Następny dzień. Był to już ósmy dzień odkąd Matt zamieszkał w dormitorium i jednocześnie ostatni dzień, jego pierwszego, spędzonego tutaj weekendu. Były już godziny wieczorne, a w pokoju zarządzania siedziały aktualnie cztery osoby. Mays, Elisa, Rabbit oraz Carita, która nie mogła się nadziwić widokiem żywego pluszaka.
- Are ja to ziała, ży te pluchak gada? - zapytała w końcu, podczas gdy wpatrywała się w niego z ciekawością.
- Nie wiem czy to tylko ja, ale coraz lepiej rozumiem jej akcent - westchnął chłopak w okularach, którego z jakiegoś powodu to żenowało.
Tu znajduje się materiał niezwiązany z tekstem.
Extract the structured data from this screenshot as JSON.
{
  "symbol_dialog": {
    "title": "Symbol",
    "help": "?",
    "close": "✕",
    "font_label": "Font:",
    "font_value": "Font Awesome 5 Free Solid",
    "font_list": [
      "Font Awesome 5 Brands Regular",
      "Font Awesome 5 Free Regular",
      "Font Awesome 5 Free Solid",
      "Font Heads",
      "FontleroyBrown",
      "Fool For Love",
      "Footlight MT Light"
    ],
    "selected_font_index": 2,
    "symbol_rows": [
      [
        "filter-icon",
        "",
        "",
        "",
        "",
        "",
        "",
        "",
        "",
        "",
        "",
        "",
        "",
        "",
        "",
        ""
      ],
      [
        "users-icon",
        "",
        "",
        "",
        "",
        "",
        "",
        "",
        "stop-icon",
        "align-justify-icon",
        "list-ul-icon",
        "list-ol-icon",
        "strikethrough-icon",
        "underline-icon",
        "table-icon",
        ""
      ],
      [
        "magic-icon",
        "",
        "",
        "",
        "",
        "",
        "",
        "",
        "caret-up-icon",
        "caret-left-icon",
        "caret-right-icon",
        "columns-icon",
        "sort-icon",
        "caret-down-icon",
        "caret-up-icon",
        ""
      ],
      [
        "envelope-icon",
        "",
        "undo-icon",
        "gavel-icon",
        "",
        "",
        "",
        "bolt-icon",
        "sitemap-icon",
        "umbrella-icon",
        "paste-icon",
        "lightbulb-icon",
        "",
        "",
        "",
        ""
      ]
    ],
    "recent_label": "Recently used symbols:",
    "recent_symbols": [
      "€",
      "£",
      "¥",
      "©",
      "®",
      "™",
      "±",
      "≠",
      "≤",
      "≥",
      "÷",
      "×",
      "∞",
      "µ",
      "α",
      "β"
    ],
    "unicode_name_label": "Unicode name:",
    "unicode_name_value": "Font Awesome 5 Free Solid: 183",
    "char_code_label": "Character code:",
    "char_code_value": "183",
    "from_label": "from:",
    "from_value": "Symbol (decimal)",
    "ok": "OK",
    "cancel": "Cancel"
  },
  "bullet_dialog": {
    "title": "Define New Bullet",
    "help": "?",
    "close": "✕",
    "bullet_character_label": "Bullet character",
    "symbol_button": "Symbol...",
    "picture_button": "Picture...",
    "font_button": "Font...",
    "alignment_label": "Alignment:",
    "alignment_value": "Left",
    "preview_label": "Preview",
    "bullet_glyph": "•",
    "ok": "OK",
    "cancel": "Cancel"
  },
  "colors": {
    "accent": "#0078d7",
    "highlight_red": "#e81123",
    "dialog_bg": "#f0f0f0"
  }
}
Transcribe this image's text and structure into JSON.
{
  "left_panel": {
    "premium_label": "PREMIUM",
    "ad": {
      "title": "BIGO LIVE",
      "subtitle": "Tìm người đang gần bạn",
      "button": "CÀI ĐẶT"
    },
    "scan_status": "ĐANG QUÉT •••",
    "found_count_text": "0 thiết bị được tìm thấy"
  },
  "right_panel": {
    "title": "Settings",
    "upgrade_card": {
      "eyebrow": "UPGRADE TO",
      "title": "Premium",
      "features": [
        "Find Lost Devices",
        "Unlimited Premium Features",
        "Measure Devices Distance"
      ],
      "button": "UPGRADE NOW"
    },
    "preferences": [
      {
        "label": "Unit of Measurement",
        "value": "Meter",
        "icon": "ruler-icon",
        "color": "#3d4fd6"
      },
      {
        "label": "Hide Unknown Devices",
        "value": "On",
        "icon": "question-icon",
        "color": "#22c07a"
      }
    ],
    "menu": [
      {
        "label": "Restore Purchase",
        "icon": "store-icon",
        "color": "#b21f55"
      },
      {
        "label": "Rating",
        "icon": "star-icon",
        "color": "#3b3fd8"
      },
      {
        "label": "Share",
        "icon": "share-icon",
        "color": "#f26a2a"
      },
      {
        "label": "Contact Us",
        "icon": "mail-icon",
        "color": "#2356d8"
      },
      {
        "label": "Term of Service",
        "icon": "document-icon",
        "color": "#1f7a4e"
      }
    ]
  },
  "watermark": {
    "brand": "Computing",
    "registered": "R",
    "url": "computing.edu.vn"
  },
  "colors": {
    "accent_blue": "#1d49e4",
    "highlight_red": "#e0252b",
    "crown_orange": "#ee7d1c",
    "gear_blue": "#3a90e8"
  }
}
- Już ci mówiłem ty Szkotko! Jestem demonem! Nie widziałaś nigdy demona!? - mówił do niej podniesionym tonem głosu, wyraźnie poirytowany.
- Właście to so my tu robimy? - spytała szatynka w końcu odwracając wzrok od maskotki.
- Czekamy aż Simon przyjdzie tutaj z panem Marokiem. Musi porozmawiać z waszą dwójką - odpowiedziała jej Milo, która w tym momencie bawiła się swoimi rękawiczkami.
- A ro kdo? Kdo to Marok?
- Powiedziałabym, że nasz pracodawca, jednakże nie byłoby to do końca zgodne z prawdą. Pan Marok zapewnia nam sprzęt, informacje i inne tego typu rzeczy
- Nie możemy po prostu posiedzieć w ciszy? Niekomfortowo się wśród was czuję - zaproponował Rabbit, który najwidoczniej nie polubił nowo poznanej dziewczyny.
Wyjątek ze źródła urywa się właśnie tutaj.